You tell them honestly. There is no magic way to tell them I am afraid. Is there more going on? I ask because there seems to be kind thoughts for her.


----------



## conraddobler (Sep 26, 2012)

Yes theres always more. She was an affair that turned into a marriage. her son has been in serious trouble for 10 years creating a lot of friction between us. I have had 1 brief EA.She completely does not trust me. I realize that if I make amends and work things out i will in all likelihood look elsewhere for what is missing in our relationship...a lack of respect and chemistry


----------



## bribrius (Jun 29, 2012)

so this is your second marriage, and you have a nice wife and are leaving her?


so how many marriages do you plan on having before you commit to one and decide to love the woman?


----------



## sisters359 (Apr 9, 2009)

Quit getting married, ok? You do not truly want to be with one person forever--you have made that clear. It's ok--really. KNOW THYSELF. Be honest with the women you meet--not all women want marriage (esp as women get older and past worrying about having/supporting kids), and not all women will get hung up on the fact that you may, some day, choose to move on. I'm not gonna fall apart if my next guy feels the need to move on (that is, feels the need to move on before I feel it!).

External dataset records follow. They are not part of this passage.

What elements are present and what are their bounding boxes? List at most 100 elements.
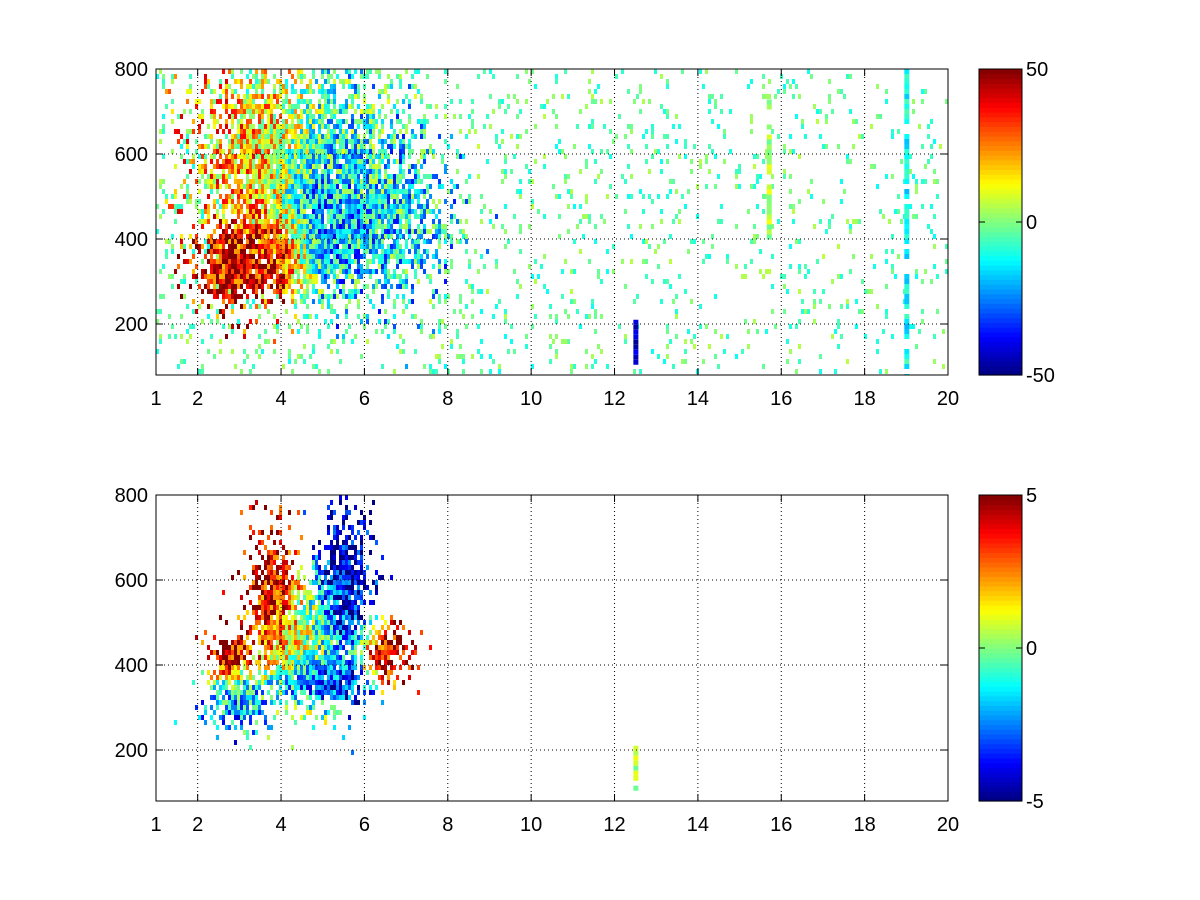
heatmap-cell — [225, 109, 228, 114]
heatmap-cell — [318, 675, 321, 680]
heatmap-cell — [222, 104, 225, 109]
heatmap-cell — [267, 109, 270, 114]
heatmap-cell — [246, 214, 249, 219]
heatmap-cell — [321, 229, 324, 234]
heatmap-cell — [195, 274, 198, 279]
heatmap-cell — [216, 269, 219, 274]
heatmap-cell — [330, 119, 333, 124]
heatmap-cell — [345, 144, 348, 149]
heatmap-cell — [519, 224, 522, 229]
heatmap-cell — [405, 284, 408, 289]
heatmap-cell — [870, 124, 873, 129]
heatmap-cell — [735, 184, 738, 189]
heatmap-cell — [324, 79, 327, 84]
heatmap-cell — [771, 184, 774, 189]
heatmap-cell — [261, 204, 264, 209]
heatmap-cell — [282, 119, 285, 124]
heatmap-cell — [303, 665, 306, 670]
heatmap-cell — [354, 254, 357, 259]
heatmap-cell — [399, 249, 402, 254]
heatmap-cell — [348, 269, 351, 274]
heatmap-cell — [270, 239, 273, 244]
heatmap-cell — [159, 179, 162, 184]
heatmap-cell — [327, 124, 330, 129]
heatmap-cell — [306, 169, 309, 174]
heatmap-cell — [219, 675, 222, 680]
heatmap-cell — [231, 284, 234, 289]
heatmap-cell — [372, 224, 375, 229]
heatmap-cell — [387, 154, 390, 159]
heatmap-cell — [306, 214, 309, 219]
heatmap-cell — [321, 244, 324, 249]
heatmap-cell — [234, 114, 237, 119]
heatmap-cell — [384, 264, 387, 269]
heatmap-cell — [408, 194, 411, 199]
heatmap-cell — [267, 339, 270, 344]
heatmap-cell — [315, 650, 318, 655]
heatmap-cell — [486, 114, 489, 119]
heatmap-cell — [267, 219, 270, 224]
heatmap-cell — [327, 254, 330, 259]
heatmap-cell — [342, 259, 345, 264]
heatmap-cell — [213, 184, 216, 189]
heatmap-cell — [174, 189, 177, 194]
heatmap-cell — [231, 164, 234, 169]
heatmap-cell — [294, 314, 297, 319]
heatmap-cell — [330, 204, 333, 209]
heatmap-cell — [273, 179, 276, 184]
heatmap-cell — [249, 119, 252, 124]
heatmap-cell — [255, 204, 258, 209]
heatmap-cell — [717, 364, 720, 369]
heatmap-cell — [543, 254, 546, 259]
heatmap-cell — [252, 129, 255, 134]
heatmap-cell — [303, 259, 306, 264]
heatmap-cell — [633, 99, 636, 104]
heatmap-cell — [261, 279, 264, 284]
heatmap-cell — [513, 214, 516, 219]
heatmap-cell — [849, 269, 852, 274]
heatmap-cell — [207, 349, 210, 354]
heatmap-cell — [324, 144, 327, 149]
heatmap-cell — [366, 209, 369, 214]
heatmap-cell — [285, 279, 288, 284]
heatmap-cell — [333, 550, 336, 555]
heatmap-cell — [381, 264, 384, 269]
heatmap-cell — [264, 229, 267, 234]
heatmap-cell — [276, 630, 279, 635]
heatmap-cell — [921, 319, 924, 324]
heatmap-cell — [258, 304, 261, 309]
heatmap-cell — [321, 104, 324, 109]
heatmap-cell — [366, 194, 369, 199]
heatmap-cell — [258, 114, 261, 119]
heatmap-cell — [318, 640, 321, 645]
heatmap-cell — [402, 174, 405, 179]
heatmap-cell — [327, 149, 330, 154]
heatmap-cell — [255, 570, 258, 575]
heatmap-cell — [513, 269, 516, 274]
heatmap-cell — [300, 74, 303, 79]
heatmap-cell — [591, 119, 594, 124]
heatmap-cell — [249, 229, 252, 234]
heatmap-cell — [516, 279, 519, 284]
heatmap-cell — [198, 179, 201, 184]
heatmap-cell — [396, 214, 399, 219]
heatmap-cell — [552, 109, 555, 114]
heatmap-cell — [276, 209, 279, 214]
heatmap-cell — [288, 159, 291, 164]
heatmap-cell — [321, 169, 324, 174]
heatmap-cell — [375, 169, 378, 174]
heatmap-cell — [519, 109, 522, 114]
heatmap-cell — [666, 354, 669, 359]
heatmap-cell — [276, 199, 279, 204]
heatmap-cell — [168, 204, 171, 209]
heatmap-cell — [273, 184, 276, 189]
heatmap-cell — [444, 199, 447, 204]
heatmap-cell — [318, 234, 321, 239]
heatmap-cell — [330, 590, 333, 595]
heatmap-cell — [195, 635, 198, 640]
heatmap-cell — [777, 89, 780, 94]
heatmap-cell — [240, 269, 243, 274]
colorbar-tick-label: 0 — [1026, 212, 1037, 234]
heatmap-cell — [333, 89, 336, 94]
heatmap-cell — [255, 625, 258, 630]
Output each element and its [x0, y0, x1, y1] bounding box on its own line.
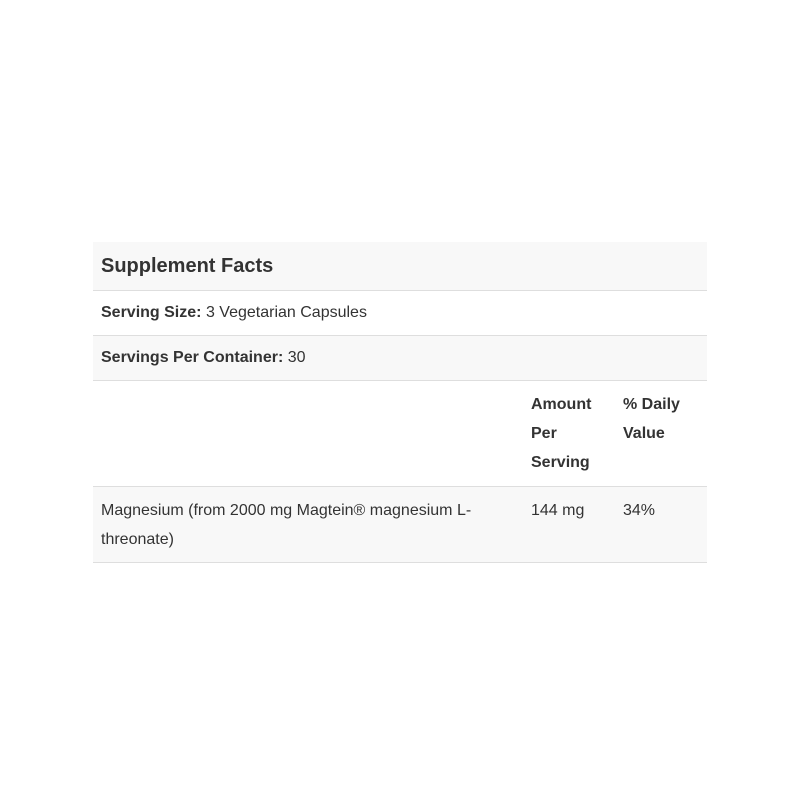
serving-size-value: 3 Vegetarian Capsules — [205, 304, 367, 321]
header-daily-value: % Daily Value — [615, 380, 707, 487]
table-title: Supplement Facts — [93, 242, 707, 291]
table-row: Magnesium (from 2000 mg Magtein® magnesi… — [93, 486, 707, 563]
serving-size-row: Serving Size: 3 Vegetarian Capsules — [93, 290, 707, 336]
servings-per-container-row: Servings Per Container: 30 — [93, 335, 707, 381]
header-blank — [93, 380, 523, 487]
header-amount: Amount Per Serving — [523, 380, 615, 487]
servings-per-container-value: 30 — [287, 349, 306, 366]
column-header-row: Amount Per Serving % Daily Value — [93, 380, 707, 487]
servings-per-container-label: Servings Per Container: — [101, 349, 284, 366]
item-amount: 144 mg — [523, 486, 615, 563]
item-name: Magnesium (from 2000 mg Magtein® magnesi… — [93, 486, 523, 563]
title-row: Supplement Facts — [93, 242, 707, 291]
supplement-facts-table: Supplement Facts Serving Size: 3 Vegetar… — [93, 242, 707, 563]
serving-size-label: Serving Size: — [101, 304, 202, 321]
item-daily-value: 34% — [615, 486, 707, 563]
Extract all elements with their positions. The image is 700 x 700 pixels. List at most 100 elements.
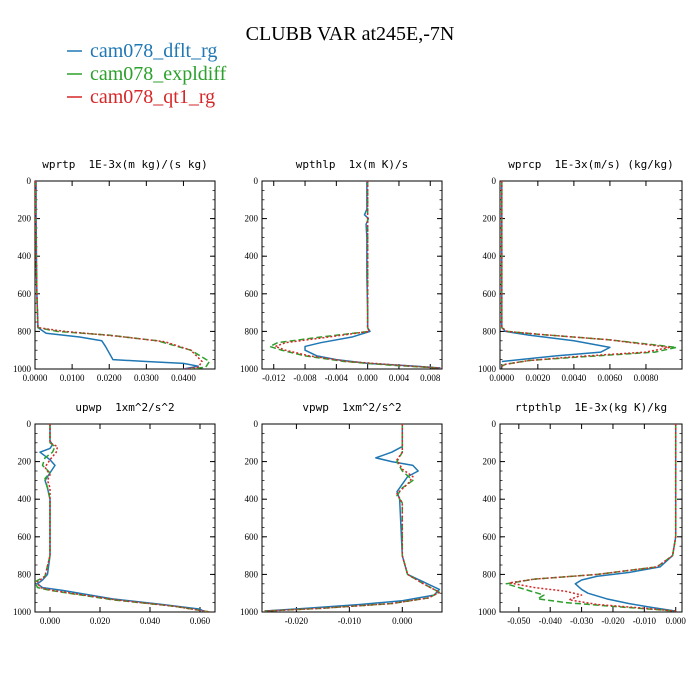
y-tick-label: 600	[245, 289, 259, 299]
plot-frame	[499, 423, 683, 613]
series-group	[35, 424, 211, 612]
series-line-cam078_dflt_rg	[35, 181, 200, 369]
series-line-cam078_dflt_rg	[36, 424, 206, 612]
y-tick-label: 400	[483, 251, 497, 261]
chart-panel-4: upwp 1xm^2/s^2 0 200 400 600 800 1000 0.000 0.02…	[13, 401, 216, 626]
series-line-cam078_dflt_rg	[574, 424, 677, 612]
chart-panel-3: wprcp 1E-3x(m/s) (kg/kg) 0 200 400 600 800 100…	[478, 158, 683, 383]
panel-title: upwp 1xm^2/s^2	[75, 401, 174, 414]
y-tick-label: 600	[245, 532, 259, 542]
x-tick-label: -0.020	[601, 616, 625, 626]
x-tick-label: 0.0080	[634, 373, 659, 383]
y-tick-label: 800	[245, 569, 259, 579]
panel-title: vpwp 1xm^2/s^2	[302, 401, 401, 414]
y-tick-label: 800	[245, 326, 259, 336]
series-group	[501, 181, 678, 367]
x-tick-label: 0.0000	[23, 373, 48, 383]
x-tick-label: 0.0100	[60, 373, 85, 383]
y-tick-label: 600	[18, 532, 32, 542]
legend-label: cam078_dflt_rg	[90, 40, 217, 62]
x-tick-label: -0.010	[338, 616, 362, 626]
panel-title: wprtp 1E-3x(m kg)/(s kg)	[42, 158, 208, 171]
x-tick-label: 0.0060	[598, 373, 623, 383]
y-tick-label: 400	[483, 494, 497, 504]
x-tick-label: 0.000	[392, 616, 413, 626]
y-tick-label: 0	[27, 419, 32, 429]
series-group	[264, 424, 441, 612]
y-tick-label: 600	[483, 289, 497, 299]
series-line-cam078_qt1_rg	[36, 424, 211, 612]
y-tick-label: 0	[492, 419, 497, 429]
series-line-cam078_expldiff	[269, 181, 441, 369]
series-line-cam078_qt1_rg	[264, 424, 441, 612]
y-tick-label: 800	[18, 326, 32, 336]
y-tick-label: 200	[483, 457, 497, 467]
chart-panels: wprtp 1E-3x(m kg)/(s kg) 0 200 400 600 800 100…	[13, 158, 686, 626]
y-tick-label: 800	[483, 569, 497, 579]
y-tick-label: 400	[18, 251, 32, 261]
x-tick-label: -0.050	[507, 616, 531, 626]
series-line-cam078_dflt_rg	[501, 181, 611, 363]
y-tick-label: 200	[245, 214, 259, 224]
plot-frame	[261, 180, 443, 370]
y-tick-label: 600	[18, 289, 32, 299]
y-tick-label: 1000	[478, 607, 497, 617]
y-tick-label: 600	[483, 532, 497, 542]
x-tick-label: 0.0040	[562, 373, 587, 383]
chart-panel-6: rtpthlp 1E-3x(kg K)/kg02004006008001000-…	[478, 401, 686, 626]
series-group	[269, 181, 441, 369]
y-tick-label: 1000	[478, 364, 497, 374]
series-line-cam078_expldiff	[505, 424, 677, 612]
legend-label: cam078_qt1_rg	[90, 86, 215, 108]
series-line-cam078_expldiff	[35, 181, 211, 369]
chart-panel-2: wpthlp 1x(m K)/s02004006008001000-0.012-…	[240, 158, 443, 383]
series-line-cam078_qt1_rg	[274, 181, 441, 369]
y-tick-label: 200	[18, 214, 32, 224]
legend: cam078_dflt_rgcam078_expldiffcam078_qt1_…	[67, 40, 227, 108]
series-line-cam078_dflt_rg	[304, 181, 441, 369]
x-tick-label: 0.0000	[489, 373, 514, 383]
x-tick-label: -0.012	[262, 373, 285, 383]
y-tick-label: 0	[254, 419, 259, 429]
y-tick-label: 0	[27, 176, 32, 186]
x-tick-label: 0.020	[90, 616, 111, 626]
x-tick-label: 0.000	[666, 616, 687, 626]
x-tick-label: 0.004	[389, 373, 410, 383]
y-tick-label: 200	[18, 457, 32, 467]
x-tick-label: 0.0300	[134, 373, 159, 383]
x-tick-label: -0.040	[539, 616, 563, 626]
plot-frame	[34, 180, 216, 370]
series-line-cam078_expldiff	[501, 181, 678, 367]
y-tick-label: 1000	[13, 607, 32, 617]
x-tick-label: 0.0400	[171, 373, 196, 383]
legend-label: cam078_expldiff	[90, 63, 227, 85]
x-tick-label: -0.008	[293, 373, 317, 383]
y-tick-label: 1000	[240, 607, 259, 617]
series-group	[505, 424, 677, 612]
series-line-cam078_dflt_rg	[264, 424, 441, 612]
chart-panel-1: wprtp 1E-3x(m kg)/(s kg) 0 200 400 600 800 100…	[13, 158, 216, 383]
y-tick-label: 0	[492, 176, 497, 186]
x-tick-label: 0.060	[190, 616, 211, 626]
y-tick-label: 400	[245, 494, 259, 504]
x-tick-label: 0.008	[420, 373, 441, 383]
chart-panel-5: vpwp 1xm^2/s^2 0 200 400 600 800 1000 -0.020 -0.…	[240, 401, 443, 626]
x-tick-label: 0.000	[40, 616, 61, 626]
plot-frame	[499, 180, 683, 370]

And next time, when you begin to feel the draw to another person, leave you current relationship first. Anything else is just f*cking cowardly and that, my friend, is something you SHOULD be embarrassed about. Grow a pair, be honest and do the right thing. Always. Marriage doesn't have to be part of that, capice?


----------



## Emerald (Aug 2, 2012)

conraddobler said:


> Yes theres always more. She was an affair that turned into a marriage. her son has been in serious trouble for 10 years creating a lot of friction between us. I have had 1 brief EA.She completely does not trust me. I realize that if I make amends and work things out i will in all likelihood look elsewhere for what is missing in our relationship...a lack of respect and chemistry


Umm....yeah...affair partners are more exiciting than wives.

I wouldn't trust you either, cheated with her, had an EA, planning more affairs......

Do her a favor & divorce.


----------